The comments were made by Mark Pomerantz, the special prosecutor who quit the case, during an episode of The Cutting Edge podcast, which covers legal matters. The podcast is hosted by Columbia Law School professor John C Coffee Jr and US District Judge Jed S Rakoff.

According to Mr Pomerantz, Mr Bragg formerly worked as a prosecutor in New York, but had retired. Mr Bragg went back to work to assist former Manhattan District Attorney Cy Vance's investigation of the Trump Organisation. When Mr Bragg took over, he did not follow through on the case, prompting the resignation of Mr Pomerantz and Carey Dunne, another prosecutor on the team.

Mr Pomerantz reportedly questioned whether Mr Bragg was ready to take on a case the size and scope — and bearing the implications — of Mr Vance's inquiry into the Trump Organisation, according to The Daily Beast.

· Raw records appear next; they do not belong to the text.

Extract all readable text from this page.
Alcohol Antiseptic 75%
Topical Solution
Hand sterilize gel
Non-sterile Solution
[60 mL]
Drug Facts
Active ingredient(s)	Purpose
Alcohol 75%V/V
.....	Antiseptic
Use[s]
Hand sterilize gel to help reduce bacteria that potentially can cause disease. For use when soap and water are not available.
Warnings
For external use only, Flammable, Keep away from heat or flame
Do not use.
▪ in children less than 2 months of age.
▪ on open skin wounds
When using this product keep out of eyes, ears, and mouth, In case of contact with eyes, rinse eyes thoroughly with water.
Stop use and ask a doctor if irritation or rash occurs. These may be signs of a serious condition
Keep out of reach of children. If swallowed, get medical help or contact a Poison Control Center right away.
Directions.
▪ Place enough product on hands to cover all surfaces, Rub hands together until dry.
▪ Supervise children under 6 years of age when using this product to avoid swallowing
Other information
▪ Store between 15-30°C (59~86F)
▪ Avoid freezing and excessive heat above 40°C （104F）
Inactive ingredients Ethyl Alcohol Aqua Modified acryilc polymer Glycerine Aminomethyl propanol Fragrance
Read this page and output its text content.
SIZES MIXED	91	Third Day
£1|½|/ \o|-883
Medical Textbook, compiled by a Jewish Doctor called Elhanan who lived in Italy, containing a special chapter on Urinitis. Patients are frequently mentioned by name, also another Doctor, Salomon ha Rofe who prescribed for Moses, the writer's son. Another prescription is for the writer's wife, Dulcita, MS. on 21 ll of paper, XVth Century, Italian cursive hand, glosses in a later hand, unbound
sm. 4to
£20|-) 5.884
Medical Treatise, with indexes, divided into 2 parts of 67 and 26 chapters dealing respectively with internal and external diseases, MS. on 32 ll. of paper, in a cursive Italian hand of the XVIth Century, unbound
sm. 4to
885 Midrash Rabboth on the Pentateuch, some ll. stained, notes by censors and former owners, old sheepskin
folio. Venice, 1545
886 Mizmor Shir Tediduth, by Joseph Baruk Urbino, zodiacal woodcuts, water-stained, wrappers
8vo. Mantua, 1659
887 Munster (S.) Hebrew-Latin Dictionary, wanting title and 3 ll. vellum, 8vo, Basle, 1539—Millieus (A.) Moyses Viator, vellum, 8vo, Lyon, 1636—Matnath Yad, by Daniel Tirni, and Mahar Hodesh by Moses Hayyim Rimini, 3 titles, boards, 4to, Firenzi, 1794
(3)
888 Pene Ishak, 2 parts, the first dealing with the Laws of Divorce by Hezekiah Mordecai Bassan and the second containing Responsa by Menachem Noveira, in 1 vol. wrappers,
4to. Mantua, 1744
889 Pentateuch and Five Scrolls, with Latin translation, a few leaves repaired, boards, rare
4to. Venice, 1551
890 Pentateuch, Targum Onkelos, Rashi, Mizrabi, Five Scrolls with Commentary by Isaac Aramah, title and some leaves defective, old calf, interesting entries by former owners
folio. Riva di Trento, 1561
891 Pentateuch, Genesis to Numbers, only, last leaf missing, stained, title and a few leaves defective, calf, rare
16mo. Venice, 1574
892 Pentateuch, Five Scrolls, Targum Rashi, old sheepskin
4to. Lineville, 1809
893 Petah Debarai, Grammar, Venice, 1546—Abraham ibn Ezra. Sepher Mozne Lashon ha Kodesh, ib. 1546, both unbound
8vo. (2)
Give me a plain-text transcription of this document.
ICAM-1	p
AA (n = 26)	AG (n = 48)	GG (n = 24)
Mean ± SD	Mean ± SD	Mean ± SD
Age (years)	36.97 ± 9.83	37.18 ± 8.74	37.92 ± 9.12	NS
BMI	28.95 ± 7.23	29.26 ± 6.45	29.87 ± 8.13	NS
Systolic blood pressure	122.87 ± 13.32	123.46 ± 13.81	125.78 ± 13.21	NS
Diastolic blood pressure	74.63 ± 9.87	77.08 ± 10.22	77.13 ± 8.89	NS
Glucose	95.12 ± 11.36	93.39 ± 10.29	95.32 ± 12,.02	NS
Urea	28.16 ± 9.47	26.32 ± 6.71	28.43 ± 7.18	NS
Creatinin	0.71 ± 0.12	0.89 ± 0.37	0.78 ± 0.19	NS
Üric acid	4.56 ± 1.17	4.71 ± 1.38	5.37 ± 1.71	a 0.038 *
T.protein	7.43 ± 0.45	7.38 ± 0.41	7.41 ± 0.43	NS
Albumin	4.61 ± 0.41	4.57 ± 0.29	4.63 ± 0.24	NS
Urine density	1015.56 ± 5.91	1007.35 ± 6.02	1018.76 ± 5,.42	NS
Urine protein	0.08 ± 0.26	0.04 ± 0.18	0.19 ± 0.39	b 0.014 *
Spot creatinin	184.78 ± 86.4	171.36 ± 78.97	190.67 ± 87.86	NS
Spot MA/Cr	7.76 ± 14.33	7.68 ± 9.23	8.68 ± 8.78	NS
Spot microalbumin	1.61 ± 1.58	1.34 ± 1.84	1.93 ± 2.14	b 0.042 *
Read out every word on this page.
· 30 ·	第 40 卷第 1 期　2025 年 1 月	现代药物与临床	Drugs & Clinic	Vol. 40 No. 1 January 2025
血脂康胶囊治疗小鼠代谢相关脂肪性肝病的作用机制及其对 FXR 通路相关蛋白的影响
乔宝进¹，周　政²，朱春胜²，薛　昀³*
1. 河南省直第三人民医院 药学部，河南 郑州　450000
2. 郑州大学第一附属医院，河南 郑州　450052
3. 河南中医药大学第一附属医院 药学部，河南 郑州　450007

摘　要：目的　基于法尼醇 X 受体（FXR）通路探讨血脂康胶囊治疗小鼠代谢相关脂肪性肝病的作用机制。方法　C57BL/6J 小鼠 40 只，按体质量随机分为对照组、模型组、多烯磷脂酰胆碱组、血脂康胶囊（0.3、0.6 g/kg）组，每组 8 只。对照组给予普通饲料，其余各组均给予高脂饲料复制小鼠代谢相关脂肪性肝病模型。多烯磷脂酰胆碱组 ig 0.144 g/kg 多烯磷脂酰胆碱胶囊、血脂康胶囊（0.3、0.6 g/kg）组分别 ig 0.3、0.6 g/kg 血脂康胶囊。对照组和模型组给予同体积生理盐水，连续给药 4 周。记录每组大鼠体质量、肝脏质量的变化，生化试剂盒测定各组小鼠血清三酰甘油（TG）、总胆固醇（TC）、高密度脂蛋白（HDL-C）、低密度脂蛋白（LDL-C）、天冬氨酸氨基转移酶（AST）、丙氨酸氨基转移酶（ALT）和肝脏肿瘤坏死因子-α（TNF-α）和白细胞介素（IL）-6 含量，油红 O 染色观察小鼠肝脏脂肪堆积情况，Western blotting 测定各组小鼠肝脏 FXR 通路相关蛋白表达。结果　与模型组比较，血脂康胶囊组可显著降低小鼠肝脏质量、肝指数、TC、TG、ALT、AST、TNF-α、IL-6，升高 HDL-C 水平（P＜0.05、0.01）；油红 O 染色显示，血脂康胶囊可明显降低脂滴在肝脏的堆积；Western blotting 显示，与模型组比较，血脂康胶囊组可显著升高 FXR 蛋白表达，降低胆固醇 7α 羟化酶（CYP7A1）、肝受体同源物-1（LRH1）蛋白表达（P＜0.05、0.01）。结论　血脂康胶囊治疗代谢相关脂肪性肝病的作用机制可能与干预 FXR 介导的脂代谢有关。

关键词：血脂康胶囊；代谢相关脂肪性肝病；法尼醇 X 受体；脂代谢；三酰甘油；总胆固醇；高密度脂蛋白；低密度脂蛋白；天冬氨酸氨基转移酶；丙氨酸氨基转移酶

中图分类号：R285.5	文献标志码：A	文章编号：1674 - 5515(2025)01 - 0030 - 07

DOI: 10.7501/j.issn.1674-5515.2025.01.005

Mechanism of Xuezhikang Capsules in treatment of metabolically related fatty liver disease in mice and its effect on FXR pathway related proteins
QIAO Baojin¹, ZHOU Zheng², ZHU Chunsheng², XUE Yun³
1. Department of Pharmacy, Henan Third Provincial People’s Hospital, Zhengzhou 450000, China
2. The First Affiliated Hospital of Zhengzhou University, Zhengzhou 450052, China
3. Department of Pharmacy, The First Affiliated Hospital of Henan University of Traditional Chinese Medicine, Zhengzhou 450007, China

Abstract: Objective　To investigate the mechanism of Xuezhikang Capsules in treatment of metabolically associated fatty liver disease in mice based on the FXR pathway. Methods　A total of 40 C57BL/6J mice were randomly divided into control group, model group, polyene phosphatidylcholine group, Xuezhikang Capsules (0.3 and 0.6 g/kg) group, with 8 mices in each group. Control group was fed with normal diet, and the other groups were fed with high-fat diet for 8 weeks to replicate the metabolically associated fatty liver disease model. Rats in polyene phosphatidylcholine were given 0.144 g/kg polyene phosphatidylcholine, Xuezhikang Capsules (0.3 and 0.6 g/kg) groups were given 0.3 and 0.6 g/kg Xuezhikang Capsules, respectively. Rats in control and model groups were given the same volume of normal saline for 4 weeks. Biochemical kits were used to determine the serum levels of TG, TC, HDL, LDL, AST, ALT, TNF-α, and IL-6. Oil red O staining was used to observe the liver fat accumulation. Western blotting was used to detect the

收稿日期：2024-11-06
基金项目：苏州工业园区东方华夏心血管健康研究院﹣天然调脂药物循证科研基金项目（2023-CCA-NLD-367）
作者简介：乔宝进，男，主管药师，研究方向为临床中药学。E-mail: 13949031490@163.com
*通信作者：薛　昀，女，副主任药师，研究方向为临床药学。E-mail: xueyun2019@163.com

“It’s very hard to take somebody who has not been exposed to those facts on a trip through the capillaries of the financial statements in a meeting or even a meeting or two,” he told the publication. “The devil was really in the details, and the details couldn’t be explained in kind of short form… ultimately, the DA—the incoming D.A.—and the team were not comfortable going forward. So did we do a bad job of laying out the facts? Did they not hear what we were saying? Were the facts too complicated to explain in the format that we were using?”

The case included two battles between Mr Vance and the Trump Organisation that eventually reached the US Supreme Court. Both times Mr Trump was ordered to provide years of financial documents, which prosecutors were attempting use to prove the group was committing fraud.

Mr Pomertantz said that if Mr Trump "had been Joe Blow from Kokomo, we would have indicted without a big debate."

“I believe that Donald Trump, in fact, was guilty and, second, that there was sufficient evidence as a matter of law to have sustained a guilty verdict if we went forward,” he said during the interview.

He condemned the decision not to indict, claiming it damaged the public's trust in the legal system if the rich and powerful were allowed to operate outside its reach.

“My view is that it is toxic to have people believe that the criminal justice system is unable to hold people accountable if those people have huge financial and political influence,” he said. “The rule of law is supposed to extend to the rich and poor alike, to the vulnerable, to the powerful."